Downing Street will not suffer a major rebellion when MPs vote next month on cuts to disability benefits, Lisa Nandy has insisted, despite the resignation of a government whip on Thursday.
The culture secretary said Vicky Foxcroft, who resigned from the government saying she could not vote for the controversial measures, was the only frontbench MP she knew of who had been thinking of quitting.
Despite 170 Labour MPs having expressed concerns about the bill, which will make it harder for disabled people to claim personal independence payments (Pips), Nandy said the government was not expecting many other Labour MPs to defy the whip.
Asked on Friday whether she was detecting signs of a major rebellion, Nandy told BBC Breakfast: “I’m not. It would be wrong to say that, when you bring forward big reforms there aren’t concerns and there aren’t dissenting voices, of course there are. But Vicky is the only frontbencher that I’ve had a conversation with about resigning.”
Asked how many backbench Labour MPs had approached her with worries about the plans, she said: “A handful have expressed concerns about the detail, and I’m really confident that we’ve listened and we’ve put forward a package that is absolutely right.”
Foxcroft said on Thursday night she was unable to do her job as a whip because she disagreed with the changes and did not believe that cuts were part of the solution to rising inactivity.
The changes, which are at the centre of a £4.8bn welfare reduction programme, will mean even people who are unable to wash half their body or cook a meal will be denied the payments if they have no other impairments.

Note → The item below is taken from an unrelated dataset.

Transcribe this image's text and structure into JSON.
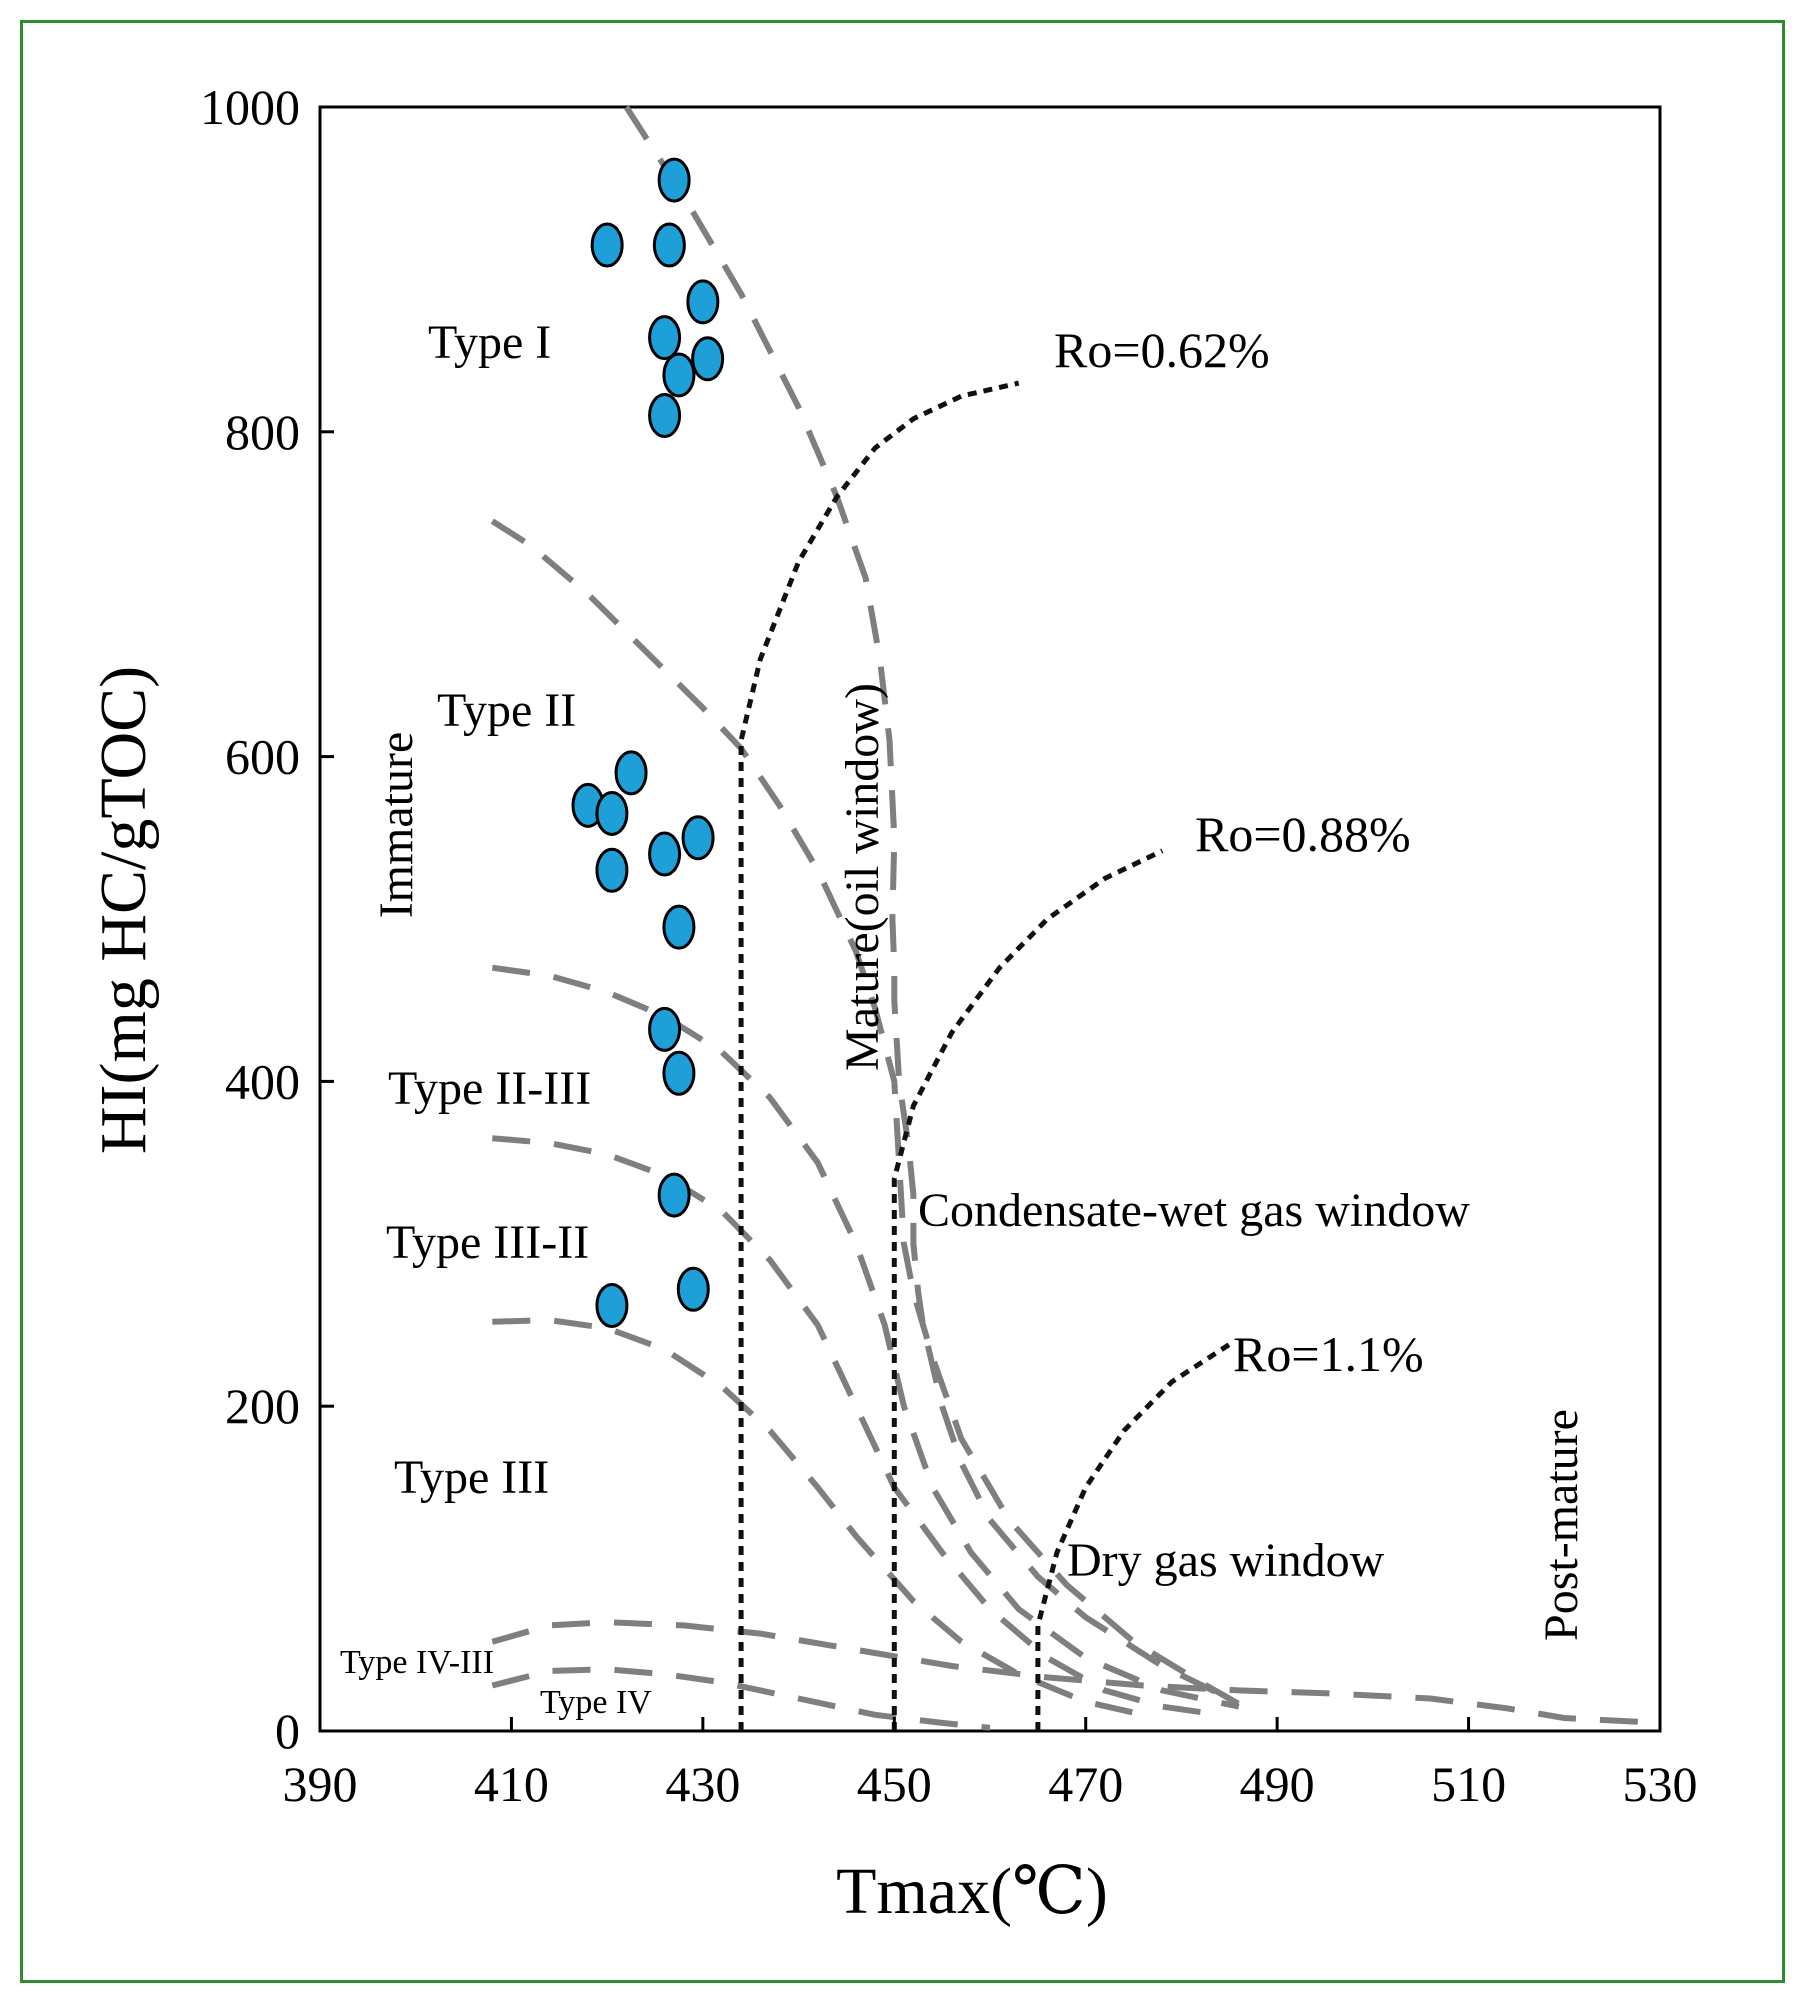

In a letter to the prime minister, Foxcroft said the benefits system was “in desperate need of reform” but that her pre-election experience as shadow disability minister had shown her the struggles of disabled people were “even tougher than I had imagined”.
Nandy said the measures were about helping people back to work rather than making immediate savings to the welfare bill, even though the benefit is paid regardless of employment status.
She told BBC Radio 4’s Today programme: “Lots of people want to work and just can’t at the moment, because we’re not helping them to do so. I think we’ve struck the right balance between that and protecting people who will never be able to work.”
Ministers have previously said the Pip cuts are being made to make the system more financially sustainable.